Ssh – a Kerberos user principal instance

active-directorykerberosssh

I've read in O'Reilly "Kerberos" book that it is possible to create instances for user principles. As I understand, the text says I could have username@REALM.NET for usual activities and username/admin@REALM.NET for ssh login to production server with different password.

MIT Kerberos definition of principal is ambiguous to me. First, it states that principal can have arbitrary number of components devided by /, but after that it states, that it may have optional admin instance.

  1. Can instance part of user principal name be arbitrary string? What implementations supports this feature?

  2. What happens, when main user principal is deleted from database (if I delete user@REALM, what will happen to user/instance@REALM?

  3. Is it possible to create user principle instances in ActiveDirectory 2008? If it's possible, how do I create one?

  4. To what username on a system openssh will map kerberos user instance username/admin@REALM.NET? What is a default mapping?

  5. What happens to UPNs with instances when two-way trust set between MIT Kerberos realm and ActiveDirectory?

EDIT:

I see no notion of component[/component][/component]...@REALM format , described in the O'Reilly book, in RFC 4120.

EDIT2:

Exact quote from the book (Chapter 2.4.1.3, "Kerberos 5 principals"):

Let's take a look at an example Kerberos 5 user principal:

jdoe/admin@IT.WEDGIE.ORG

This example is equivalent to the first Kerberos 4 example, showing
the format of John Doe's principal with an admin instance.

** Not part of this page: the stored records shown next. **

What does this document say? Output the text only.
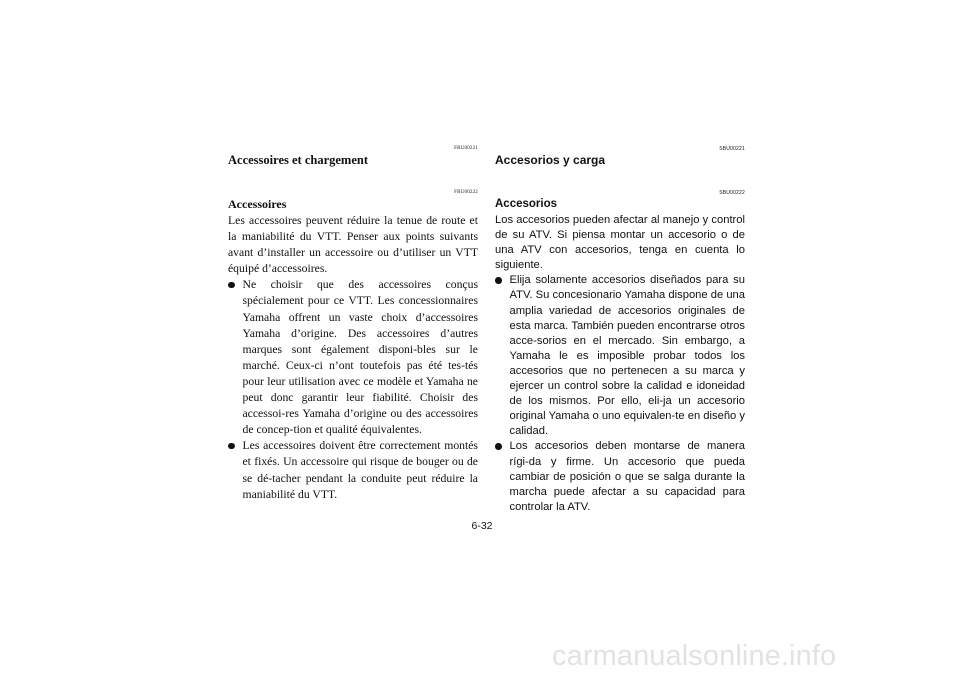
FBU00221
Accessoires et chargement
FBU00222
Accessoires

Les accessoires peuvent réduire la tenue de route et la maniabilité du VTT. Penser aux points suivants avant d’installer un accessoire ou d’utiliser un VTT équipé d’accessoires.

Ne choisir que des accessoires conçus spécialement pour ce VTT. Les concessionnaires Yamaha offrent un vaste choix d’accessoires Yamaha d’origine. Des accessoires d’autres marques sont également disponi-bles sur le marché. Ceux-ci n’ont toutefois pas été tes-tés pour leur utilisation avec ce modèle et Yamaha ne peut donc garantir leur fiabilité. Choisir des accessoi-res Yamaha d’origine ou des accessoires de concep-tion et qualité équivalentes.
Les accessoires doivent être correctement montés et fixés. Un accessoire qui risque de bouger ou de se dé-tacher pendant la conduite peut réduire la maniabilité du VTT.
SBU00221
Accesorios y carga
SBU00222
Accesorios

Los accesorios pueden afectar al manejo y control de su ATV. Si piensa montar un accesorio o de una ATV con accesorios, tenga en cuenta lo siguiente.

Elija solamente accesorios diseñados para su ATV. Su concesionario Yamaha dispone de una amplia variedad de accesorios originales de esta marca. También pueden encontrarse otros acce-sorios en el mercado. Sin embargo, a Yamaha le es imposible probar todos los accesorios que no pertenecen a su marca y ejercer un control sobre la calidad e idoneidad de los mismos. Por ello, eli-ja un accesorio original Yamaha o uno equivalen-te en diseño y calidad.
Los accesorios deben montarse de manera rígi-da y firme. Un accesorio que pueda cambiar de posición o que se salga durante la marcha puede afectar a su capacidad para controlar la ATV.
6-32
carmanualsonline.info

Book errata doesn't mention it as wrong.

EDIT3:

Description of using instances by MIT Student Information Processing Board:

There are three parts of a Kerberos name: a principal, an optional
instance, and a realm. The principal is typically your username, and
the realm, at MIT, is usually ATHENA.MIT.EDU. For the Kerberos
identity you typically regard as your own, the one that you use to log
in to Athena with your regular password, the instance is null (empty).
However, you can ask for additional instances, usually a "root" or
"extra" instance. […]
Another thing you might want is an extra instance. Some people use
these just like another root instance, with slightly lower security.
But a common use is something less secure than your null instance. For
example, if you're writing a zephyrbot to run on a shared server like
scripts.mit.edu, the zephyrbot will need Kerberos tickets to subscribe
to zephyrs. But you don't want to leave your Kerberos password in a
file in your locker, so you can leave your extra instance's password
instead.

EDIT4:

O'Reilly "SSH: The secure shell" (chapter 11.5.2.1 "How Kerberos works")

A principal name looks like 1/2/3/…/ n@REALM . There can be any
(positive) number of initial parts as shown, but in practice there are
usually either one or two. A plain-user principal name would be
res@REALM . A user principal name for particular uses, such as a
privileged administrative instance, might be res/admin@REALM .

Best Answer

Other Kerberos implementations may allow multiple UPN's for a given user, but MS AD does not. MSDN Reference

This attribute is an indexed string that is single-valued.